What does an imprisoned man think about in his spare time?
Amongst other things the ocean, its vastness, its deadliness, “because a sea is the opposite of a prison cell.
1992. Slap bang between the year Nelson Mandela was released from prison, and the end of apartheid. A time of impending justice, chaos, fear and illation. While the men and women of the country’s townships raced towards democracy armed with AK47 rifles, white police officers scurried backward towards their fading glory wielding whatever power they had on whomever they could. A time of confusion for many South Africans.
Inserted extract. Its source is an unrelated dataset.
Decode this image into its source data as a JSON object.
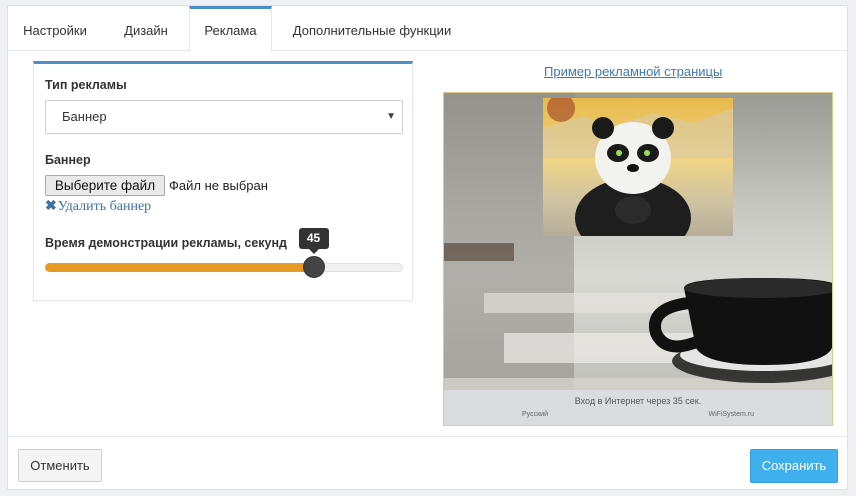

But nobody could have been as confused as Fusi Mofokeng, a retail worker at the local Shoprite in the sleepy town of Bethlehem, whom on the morning of 2 April 1992 was taken from his bed and charged for a murder he did not commit.
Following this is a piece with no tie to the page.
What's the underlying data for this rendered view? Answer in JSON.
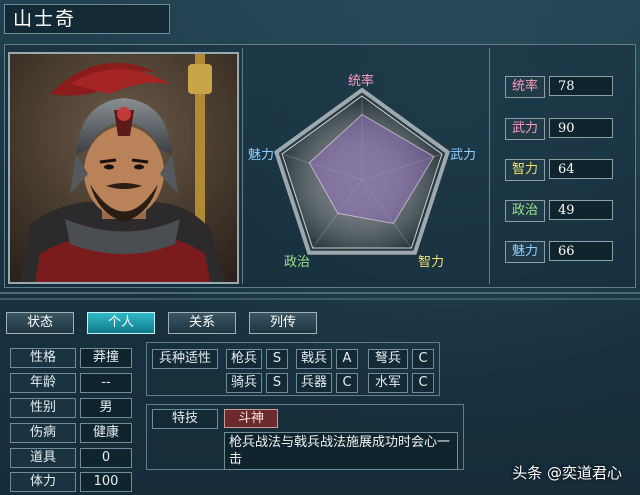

The central theme of the narrative is justice. In a macabre sense, justice is best understood where it cannot be found. Fusi Mofokeng and his friend Tshokolo Mokoena never saw justice. Both men served a nineteen-year jail sentence having been accused, trialled and sentenced for the murder of a young, white police officer named Lourens Oosthuizen. Mentioning the officer’s name is an important sentiment as Oosthuizen too never received justice. The men who admitted to an MK conspiracy which led to his murder; Clement Ndabeni, Mandla Fokazi, Sikhalo Ncala and Donald Makhura, walked free after testifying before the Truth and Reconciliation Commission in 1997 on the grounds that they had murdered Oosthuizen in the interests of their country.
Contrarily, Mofokeng and Mokoena, who testified their innocence before the same panel, were sympathised with and then returned to their cells. Neither would confess to a crime they did not commit and as such neither could be granted Amnesty. The narrative seems to be chipping away at the all-encompassing question: “If the injustice of the past is obvious and tangible, what do we have to say for the injustice of the present?”
Another theme explored is hope and its power against adversity. There is no doubt that Mofokeng was failed by the apartheid justice system, to the extent that he was framed in court; but the real betrayal came after he was failed once more by post-apartheid institutions including the Human Rights Commission and the TRC. By the end of the book, we can see that everyone involved with the case was convinced that Mofokeng and Tshokolo were innocent, however tied up in a web of bureaucracy, 19 years passed before they were released. It could only have been Fusi Mofokeng’s optimism and belief in himself that saw him get through those years and come out alive.
One Day in Bethlehem, Jonny Steinberg’s latest offering, haunted me. I could not get myself to put it down, but I also struggled to read it and often found myself arrested by a single sentence or a single paragraph that would captivate my mind for days. Steinberg’s clean and poetic retelling of the story of Fusi Mofokeng kept me under a spell, while the content angered me to the point where I would have to bend the cover shut and busy my mind with other thoughts lest I too found myself engulfed by the depth of that ocean of grief.
One Day in Bethlehem is the kind of book that evokes riots in the minds of its readers and leaves them changed forever.